Михаил упирает руки в бёдра, и я понимаю, что он собирается сказать что-то такое, из-за чего парни тянут соломинку, потому что боятся моей реакции.
— Говори уже, что бы за хрень там ни была, — устало бормочу я.
— Если ты признаешься, они вынесут тебе смертный приговор.
Втягиваю воздух и задерживаю дыхание на мгновение, чтобы преодолеть гнев и необходимость заключить Вэл в свои объятия.
— Ты думаешь, я, блядь, этого не знаю?
Он пожимает плечами.
— Просто хотел напомнить тебе.
Придвигаюсь ближе, и Михаил даже не вздрагивает.
— Кто думает, что я нуждаюсь в напоминании?
Вопрос несущественен, поскольку мы оба знаем, что Кай вновь пытается вмешиваться туда, где это не нужно. Направляюсь на кухню и проверяю шкафы, чтобы занять руки.
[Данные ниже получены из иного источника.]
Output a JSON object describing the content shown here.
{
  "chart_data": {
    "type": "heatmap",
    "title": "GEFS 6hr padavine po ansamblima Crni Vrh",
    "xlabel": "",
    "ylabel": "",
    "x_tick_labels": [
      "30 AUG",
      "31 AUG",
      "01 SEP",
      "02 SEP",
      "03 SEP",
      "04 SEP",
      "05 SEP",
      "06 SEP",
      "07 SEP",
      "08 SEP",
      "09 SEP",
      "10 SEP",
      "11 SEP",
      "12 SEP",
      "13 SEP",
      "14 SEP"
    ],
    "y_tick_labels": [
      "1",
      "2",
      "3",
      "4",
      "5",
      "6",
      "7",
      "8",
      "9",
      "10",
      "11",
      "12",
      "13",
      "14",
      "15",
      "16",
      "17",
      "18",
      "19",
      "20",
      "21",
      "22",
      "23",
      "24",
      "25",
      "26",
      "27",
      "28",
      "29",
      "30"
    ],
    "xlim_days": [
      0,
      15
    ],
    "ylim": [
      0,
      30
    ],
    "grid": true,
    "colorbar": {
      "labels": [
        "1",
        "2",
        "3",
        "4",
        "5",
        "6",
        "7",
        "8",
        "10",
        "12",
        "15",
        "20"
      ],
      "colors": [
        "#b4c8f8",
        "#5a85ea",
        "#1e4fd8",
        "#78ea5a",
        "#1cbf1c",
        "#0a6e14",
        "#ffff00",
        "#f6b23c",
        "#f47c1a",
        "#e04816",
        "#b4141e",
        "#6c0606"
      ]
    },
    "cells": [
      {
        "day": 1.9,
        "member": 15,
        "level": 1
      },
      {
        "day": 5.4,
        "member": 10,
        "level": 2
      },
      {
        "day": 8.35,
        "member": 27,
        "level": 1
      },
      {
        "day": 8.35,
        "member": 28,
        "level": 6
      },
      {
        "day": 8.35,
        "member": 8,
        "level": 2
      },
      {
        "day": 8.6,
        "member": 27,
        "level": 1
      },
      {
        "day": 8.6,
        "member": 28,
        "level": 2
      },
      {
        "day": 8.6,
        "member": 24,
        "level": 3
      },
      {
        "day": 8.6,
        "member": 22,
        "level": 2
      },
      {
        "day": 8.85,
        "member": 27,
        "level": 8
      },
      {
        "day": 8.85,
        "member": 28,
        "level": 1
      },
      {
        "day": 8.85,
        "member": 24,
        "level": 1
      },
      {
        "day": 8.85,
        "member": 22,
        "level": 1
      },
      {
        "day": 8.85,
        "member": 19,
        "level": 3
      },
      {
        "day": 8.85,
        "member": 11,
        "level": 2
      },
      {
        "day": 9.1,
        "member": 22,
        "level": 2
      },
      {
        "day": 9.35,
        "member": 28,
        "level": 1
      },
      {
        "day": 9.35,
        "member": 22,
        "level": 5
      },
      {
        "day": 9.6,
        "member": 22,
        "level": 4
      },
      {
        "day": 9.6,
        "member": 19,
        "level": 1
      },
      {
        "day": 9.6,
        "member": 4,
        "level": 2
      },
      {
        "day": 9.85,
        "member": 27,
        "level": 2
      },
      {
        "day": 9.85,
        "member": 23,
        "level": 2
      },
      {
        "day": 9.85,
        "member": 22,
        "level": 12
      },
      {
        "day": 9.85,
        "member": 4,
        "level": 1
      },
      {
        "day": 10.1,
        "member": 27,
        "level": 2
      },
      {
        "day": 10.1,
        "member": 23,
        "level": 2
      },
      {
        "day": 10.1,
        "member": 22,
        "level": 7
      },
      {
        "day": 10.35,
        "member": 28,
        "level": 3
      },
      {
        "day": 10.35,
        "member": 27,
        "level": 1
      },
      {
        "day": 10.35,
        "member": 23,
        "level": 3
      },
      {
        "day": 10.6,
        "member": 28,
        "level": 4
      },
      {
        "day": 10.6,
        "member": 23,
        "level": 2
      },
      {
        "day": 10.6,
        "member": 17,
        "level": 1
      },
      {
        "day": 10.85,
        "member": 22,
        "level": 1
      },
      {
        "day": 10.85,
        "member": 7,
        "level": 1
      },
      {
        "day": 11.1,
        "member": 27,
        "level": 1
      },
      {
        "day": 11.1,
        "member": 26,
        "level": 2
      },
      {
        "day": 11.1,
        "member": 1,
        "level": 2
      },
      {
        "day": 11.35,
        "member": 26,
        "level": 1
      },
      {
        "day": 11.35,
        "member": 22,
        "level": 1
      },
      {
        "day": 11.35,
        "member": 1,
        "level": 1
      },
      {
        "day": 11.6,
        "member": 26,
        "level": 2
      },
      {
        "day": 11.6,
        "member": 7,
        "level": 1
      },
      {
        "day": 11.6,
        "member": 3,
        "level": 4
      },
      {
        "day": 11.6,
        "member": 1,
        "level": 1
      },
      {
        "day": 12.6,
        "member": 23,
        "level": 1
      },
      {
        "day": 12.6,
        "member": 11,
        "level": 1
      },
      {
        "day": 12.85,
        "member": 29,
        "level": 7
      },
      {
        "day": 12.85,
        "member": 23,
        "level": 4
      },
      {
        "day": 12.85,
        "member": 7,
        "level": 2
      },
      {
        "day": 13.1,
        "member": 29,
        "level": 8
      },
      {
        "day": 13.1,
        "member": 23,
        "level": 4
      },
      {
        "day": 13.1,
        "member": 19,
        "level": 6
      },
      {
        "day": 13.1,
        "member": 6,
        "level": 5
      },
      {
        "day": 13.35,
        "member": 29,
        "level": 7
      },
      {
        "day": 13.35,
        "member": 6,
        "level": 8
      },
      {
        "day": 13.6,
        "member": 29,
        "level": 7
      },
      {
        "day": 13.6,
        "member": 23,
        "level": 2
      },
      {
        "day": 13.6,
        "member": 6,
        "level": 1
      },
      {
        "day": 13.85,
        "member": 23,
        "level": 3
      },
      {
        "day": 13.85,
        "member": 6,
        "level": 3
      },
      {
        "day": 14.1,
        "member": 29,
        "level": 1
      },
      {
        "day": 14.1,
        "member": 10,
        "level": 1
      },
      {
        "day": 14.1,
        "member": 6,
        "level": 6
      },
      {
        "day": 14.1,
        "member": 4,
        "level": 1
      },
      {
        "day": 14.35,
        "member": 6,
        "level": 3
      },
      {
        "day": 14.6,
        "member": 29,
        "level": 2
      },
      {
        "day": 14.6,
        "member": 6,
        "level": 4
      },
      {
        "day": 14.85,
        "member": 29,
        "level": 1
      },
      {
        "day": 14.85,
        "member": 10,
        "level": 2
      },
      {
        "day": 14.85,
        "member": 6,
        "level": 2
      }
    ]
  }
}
— Ну, ты можешь сказать ему, что я ни хрена не собираюсь ни в чём признаваться.
— Что, если они будут угрожать Валентине?
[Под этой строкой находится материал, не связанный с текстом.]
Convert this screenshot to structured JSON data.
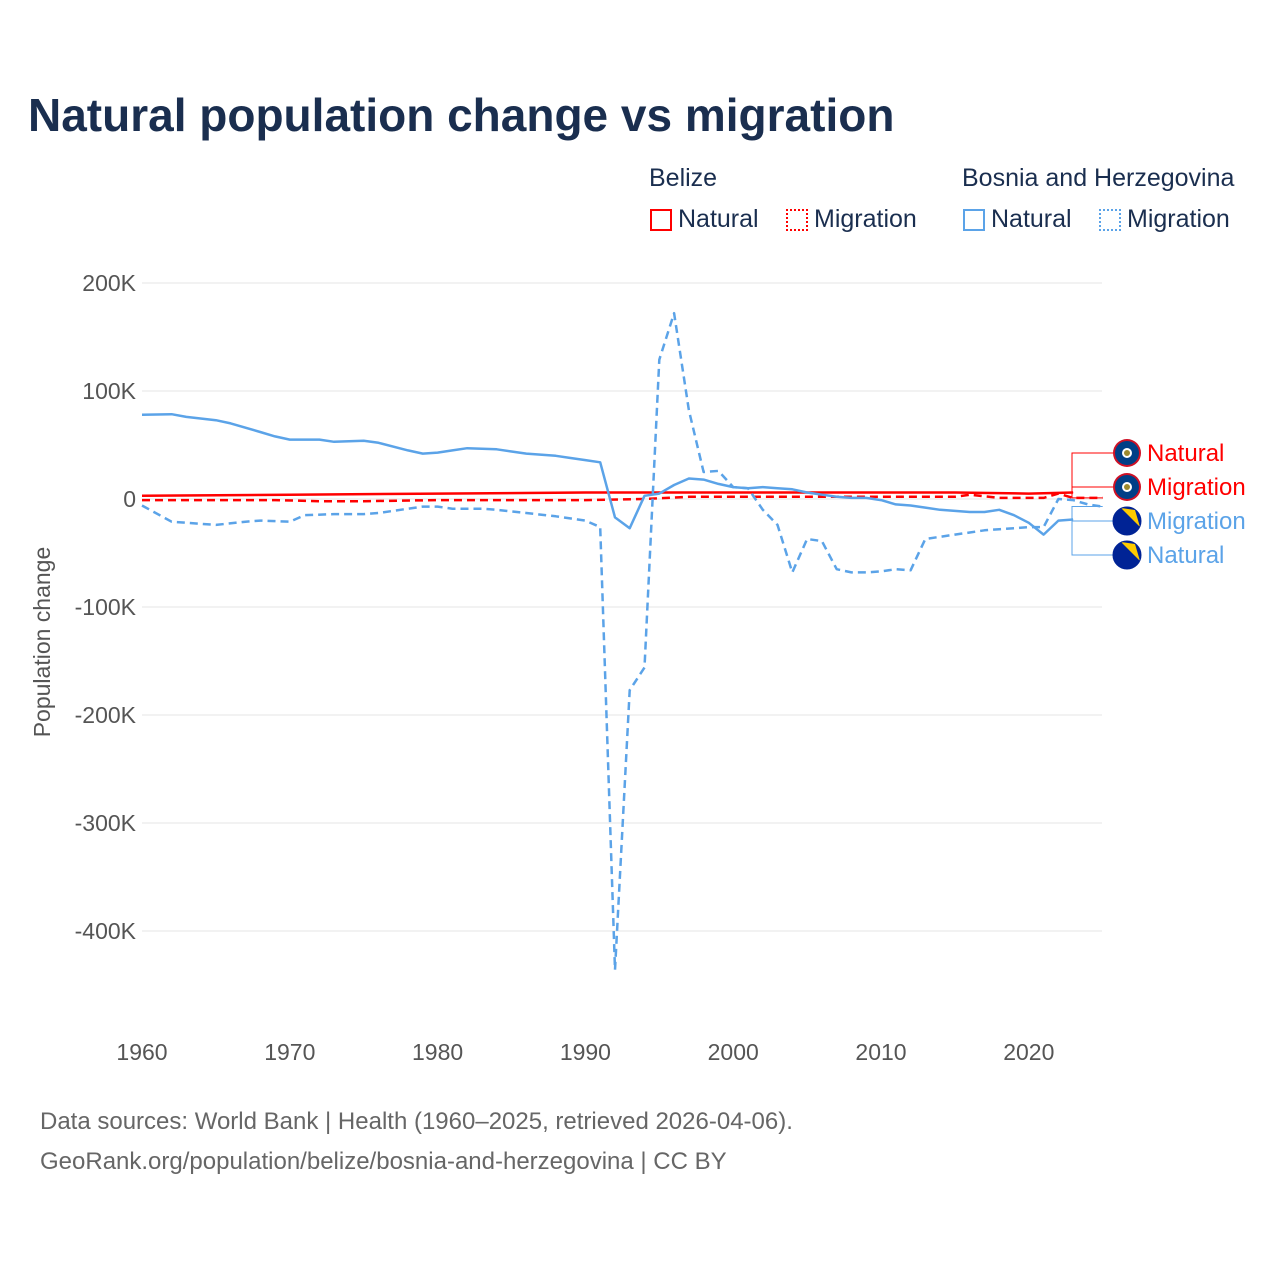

Не успевает он даже пошевелиться, как я огибаю столешницу и обхватываю его шею руками. Михаил замирает в моих руках, его карие глаза темнеют из-за моей тени. Но он не дёргается и не начинает тяжело дышать. Наклоняюсь, и моё лицо оказывается в дюйме от его лица.
— Если они будут угрожать Валентине, тогда привычному для нас обществу придёт конец. Я, наконец, предприму те шаги, на которые из страха не пошёл мой отец, и отлучу каждого из этих ублюдков от власти. Одного за другим, пока они не решат, что не хотят больше терять людей и не сдадутся мне. — Чуть крепче сжимаю его шею. — Поэтому, думаю, остальным лучше даже не упоминать Валентину в присутствии кого-то, кто может приблизиться к совету или их лакеям.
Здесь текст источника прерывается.